Alcuni studi hanno valutato la chemioradioterapia neoadiuvante nel paziente con malattia resecabile.

L’alta frequenza di recidive e il basso tasso di sopravvivenza associato al trattamento chirurgico per il tumore al pancreas ha gettato le basi per l’introduzione di una terapia preoperatoria, in combinazione o meno con chemioradioterapia, indirizzata a pazienti con tumore resecabile o borderline, al fine di migliorare la probabilità di margini tumorali liberi da resezione e, nella malattia localmente avanzata, non resecabile, per ridurre le dimensioni della neoplasia, rendendola quindi resecabile, con conseguente incremento del tasso di interventi radicali.

Il principale obiettivo della terapia neoadiuvante è quello di aumentare la sopravvivenza globale rispetto alla sola chirurgia.

Uno studio retrospettivo del 2001 del MD Anderson Cancer Center afferma che l’uso della chemioradioterapia preoperatoria ha un impatto positivo in termini di outcome nei pazienti resecabili, tenuto conto in particolar modo del dato relativo al 25% dei pazienti la cui malattia, al re-staging pre-operatorio, era in progressione e che pertanto non avrebbe beneficiato di una chirurgia d’emblee [Breslin et al, 2001].

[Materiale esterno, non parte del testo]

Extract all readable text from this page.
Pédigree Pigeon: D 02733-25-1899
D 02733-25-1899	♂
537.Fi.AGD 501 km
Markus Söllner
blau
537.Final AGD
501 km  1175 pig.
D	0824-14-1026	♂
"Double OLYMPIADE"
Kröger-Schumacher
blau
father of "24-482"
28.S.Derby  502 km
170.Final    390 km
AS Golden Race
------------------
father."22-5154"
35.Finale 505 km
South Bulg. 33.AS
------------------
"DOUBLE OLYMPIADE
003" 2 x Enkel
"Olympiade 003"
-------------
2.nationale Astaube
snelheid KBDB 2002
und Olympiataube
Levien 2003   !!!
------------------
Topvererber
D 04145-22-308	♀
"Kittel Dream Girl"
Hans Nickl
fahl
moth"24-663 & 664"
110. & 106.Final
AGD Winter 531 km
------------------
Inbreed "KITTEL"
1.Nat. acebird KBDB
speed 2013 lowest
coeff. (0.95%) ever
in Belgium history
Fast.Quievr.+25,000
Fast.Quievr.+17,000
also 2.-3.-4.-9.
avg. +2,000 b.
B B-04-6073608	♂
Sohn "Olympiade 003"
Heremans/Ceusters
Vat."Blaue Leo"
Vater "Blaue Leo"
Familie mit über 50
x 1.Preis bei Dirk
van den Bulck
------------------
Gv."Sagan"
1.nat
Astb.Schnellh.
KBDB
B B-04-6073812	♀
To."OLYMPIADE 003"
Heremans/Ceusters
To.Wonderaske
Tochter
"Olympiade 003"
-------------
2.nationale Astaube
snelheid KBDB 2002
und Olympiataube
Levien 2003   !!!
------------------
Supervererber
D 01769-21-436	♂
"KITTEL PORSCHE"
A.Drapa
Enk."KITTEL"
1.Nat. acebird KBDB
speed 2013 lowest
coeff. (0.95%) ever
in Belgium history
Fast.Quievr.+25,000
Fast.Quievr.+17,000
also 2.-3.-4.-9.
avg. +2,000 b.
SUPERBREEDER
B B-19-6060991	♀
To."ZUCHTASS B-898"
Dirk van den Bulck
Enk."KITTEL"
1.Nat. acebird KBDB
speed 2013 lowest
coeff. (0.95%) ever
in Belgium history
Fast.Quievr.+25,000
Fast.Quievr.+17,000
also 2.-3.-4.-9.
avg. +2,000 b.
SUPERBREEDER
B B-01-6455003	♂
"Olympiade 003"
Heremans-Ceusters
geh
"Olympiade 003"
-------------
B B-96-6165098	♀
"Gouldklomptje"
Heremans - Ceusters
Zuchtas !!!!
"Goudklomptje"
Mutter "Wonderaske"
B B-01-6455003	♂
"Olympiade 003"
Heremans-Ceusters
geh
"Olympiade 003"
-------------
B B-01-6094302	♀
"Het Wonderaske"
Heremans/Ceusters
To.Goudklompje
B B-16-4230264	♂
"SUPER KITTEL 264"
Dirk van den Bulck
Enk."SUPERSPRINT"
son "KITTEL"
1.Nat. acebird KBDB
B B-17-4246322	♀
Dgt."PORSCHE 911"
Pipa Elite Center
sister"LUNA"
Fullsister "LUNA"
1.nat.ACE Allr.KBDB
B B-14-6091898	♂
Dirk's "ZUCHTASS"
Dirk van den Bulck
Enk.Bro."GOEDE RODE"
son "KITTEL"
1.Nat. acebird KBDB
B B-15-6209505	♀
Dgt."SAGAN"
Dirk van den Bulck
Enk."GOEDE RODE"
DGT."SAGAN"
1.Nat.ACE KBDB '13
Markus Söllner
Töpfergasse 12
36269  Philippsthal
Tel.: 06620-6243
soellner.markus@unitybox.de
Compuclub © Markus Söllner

In uno studio randomizzato di fase II che valutava il ruolo della terapia neoadiuvante in regimi contenenti gemcitabina su pazienti con tumore al pancreas potenzialmente resecabile, il primo outcome misurato è stato il tasso di resezione, con una maggiore percentuale di resecabilità nei pazienti trattati con gemcitabina + cisplatino vs. la sola gemcitabina [Palmer et al, 2007].